What Could An Average Social Security Check In 2040 Look Like?


(MENAFN- ValueWalk) With Social Security's future being uncertain, those who are still some 10 to 15 years away from retirement might be wondering about the size of an average Social Security check in 2040. The answer to this is not straightforward but rather requires some understanding of the Social Security system and some math as well.

Table of Contents Show
  • Why do you need to know your future benefits check amount?
  • Average Social Security check in 2040
  • How to prepare
  • Measures to balance SSA's reserves Why do you need to know your future benefits check amount?

    It is easy to get an idea of your future Social Security check, but knowing it 10 to 15 years down the line is a challenging task. This is primarily because of recent reports that the SSA is running out of funds.

    A 2022 annual report from the Social Security board of trustees noted that the SSA's cash reserves will run out by 2034. It is estimated that yearly taxes will be sufficient to cover about 78% of the benefits each year after that.

    So, it is likely that the SSA will resort to a cut in benefits to balance the rest. As of now, it isn't clear if the SSA will resort to those cuts or if Congress will figure out a way to fill up the SSA's cash reserves. This uncertainty makes it difficult to determine the average Social Security check in 2040.

    If Congress fails to reach a deal on replenishing the SSA's reserves, it may reduce the benefits by 24.9%, according to the 2022 annual report. Such a reduction could make life difficult for many retired adults.

    According to the SSA, benefits make up at least half of the income for 50% of elderly married couples and 70% of elderly single people. With Social Security being so important, it is essential that those expecting to retire in the next 10 to 15 years or so have an idea of their possible average Social Security check in 2040.
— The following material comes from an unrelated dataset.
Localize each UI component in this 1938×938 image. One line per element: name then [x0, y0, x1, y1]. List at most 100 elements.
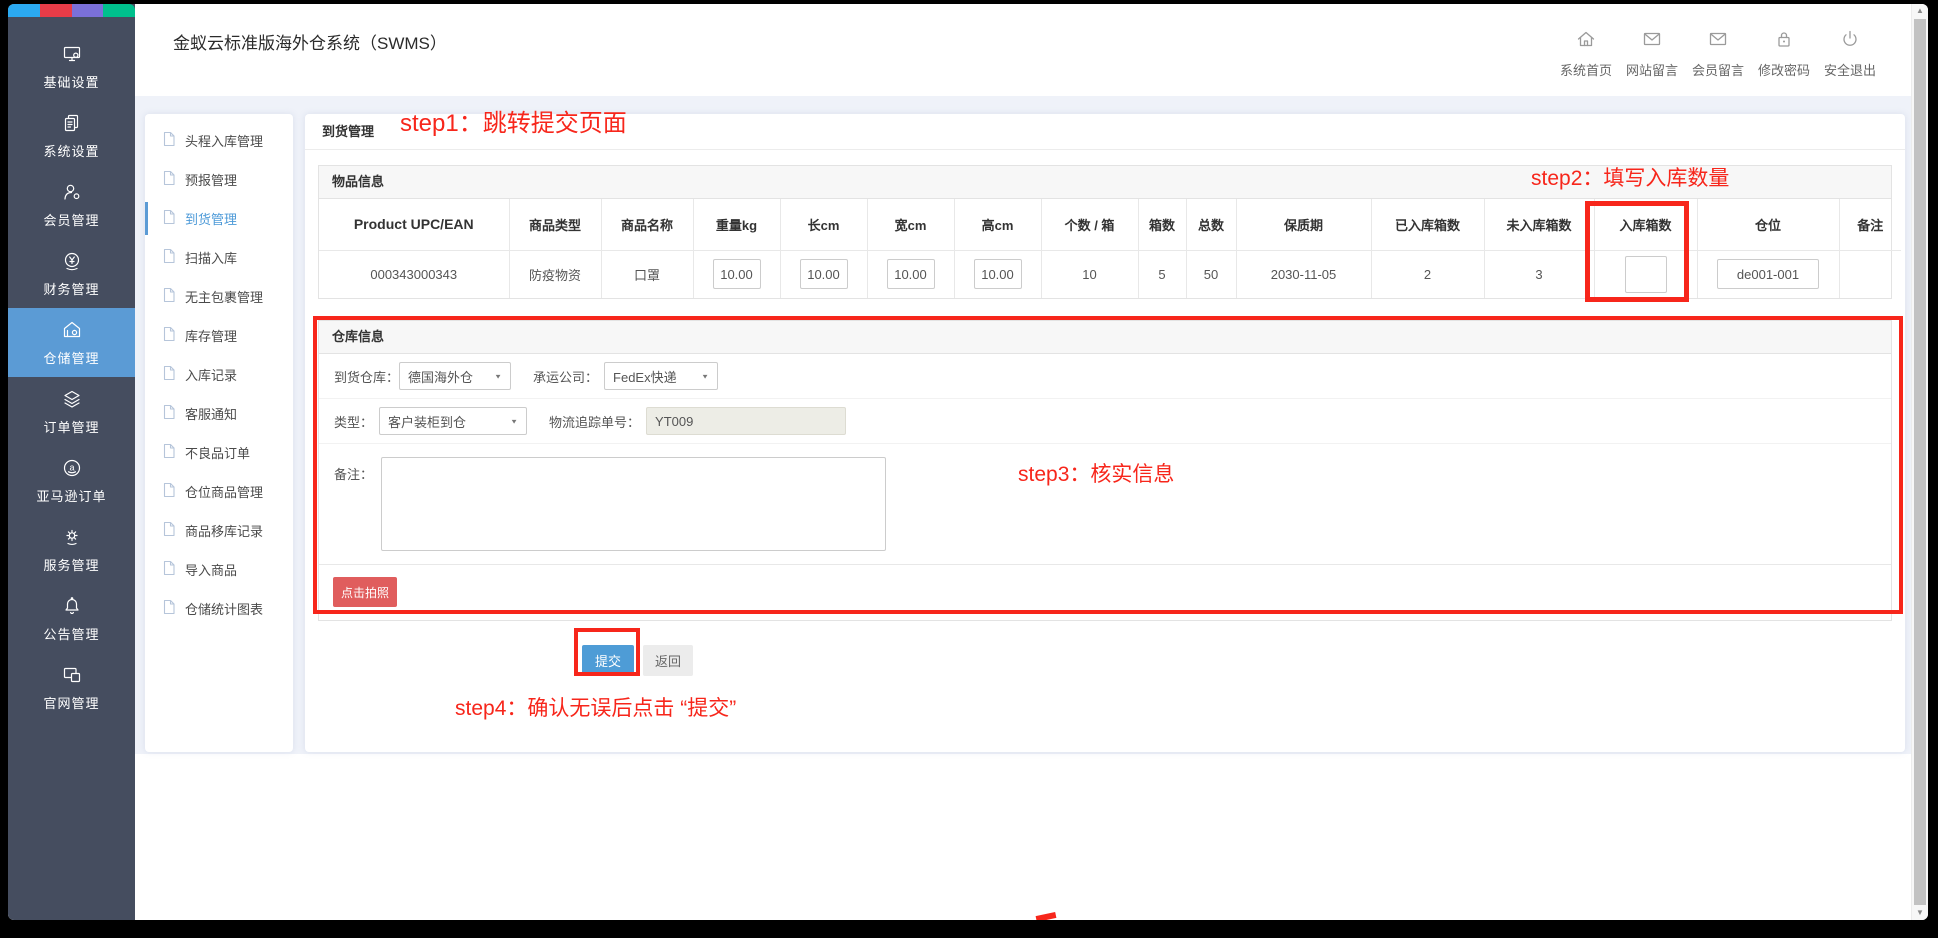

    Average Social Security check in 2040

    Currently, the average monthly Social Security check is around $1,900. It is very difficult to precisely predict how the economy will go, or how much inflation will be 15 years from now. Still, we can make an educated guess.

    Assuming an inflation rate of 2.25%, the average benefit would be $2,663 in about 15 years from now. If we adjust this number with the past 20 years' COLA (Cost of living adjustments) of 2.6%, the average benefit amount will be around $2,800.

    However, considering the recent predictions that benefits would need to be reduced by 23% around 2034, the average benefit amount will drop to around $2,200. It must be noted that these numbers are only averages, and not everyone's benefits will be the same, i.e., some will get more than $2,200, while some will get less than that.

    How to prepare

    Now that you have an idea of the average Social Security check in 2040, it is important that you start preparing for the future reduction from now on. You can use the following tips to prepare for the future:

    • If you are planning to retire early, you can save more money from your monthly paycheck for your retirement.
    • If you are planning to retire later (60 years or above), it is better that you continue to save and grow your retirement corpus. Also, it is recommended that you resort to comprehensive retirement financial planning, including adding other sources of income.
    • You should try to make the most of the employer-based retirement accounts to get the matching employer contribution. Increasing matching employer contributions will get you compounding benefits on these investments as well.
    Measures to balance SSA's reserves

    Even though the SSA isn't expected to run out of cash until 2034-35, several measures are already being discussed to address the shortfall. If implemented, each of these measures will have a different impact on different types of taxpayers. These measures include:

    Increasing the payroll tax rate

    If SSA decides not to reduce the benefits, one way to compensate for the shortfall will be to increase the payroll tax rate. Currently, Social Security is funded through a 6.2% payroll tax and 6.2% that employers pay.

    It is likely that the tax increase is spread equally between the employee and the employer. There is also a possibility that the tax increase is allocated more to the employer.

    A legislative proposal from Rep. John Larson (D-Conn.) favors the second option. The proposal, called the Social Security 2100 Act, would raise the federal payroll tax rate by 6.2% for employers for employees with income more than $400,000.

    Raising wages subject to tax

    Increasing the earnings limit subject to taxation is another option being discussed to boost tax revenue. If the wage limit is increased, it would only affect taxpayers whose wages are more than the current contribution and benefit base.

    For example, if the current contribution limit is $137,700 and your income is $170,000, you pay Social Security taxes on the first $137,700 of your income. Now, if the limit is raised to $200,000, you will have to pay the tax on all your income.

    Raising the full retirement age

    Increasing taxes is never a popular measure, so there are good chances that lawmakers raise the full retirement age for Social Security. This means that people would be working longer before they start collecting benefits.

    There are proposals to raise the retirement age to 69. Increasing the retirement age would impact people with low income more.

    Reducing COLA adjustments

    The SSA adjusts the Social Security checks every year to account for inflation. This adjustment, called COLA , was 8.7% in 2023, 5.9% in 2021, and 2.8% in both 2018 and 2019. To boost its cash reserves, the SSA is likely to make changes to the COLA formula. If this happens, the benefits may fail to keep pace with inflation.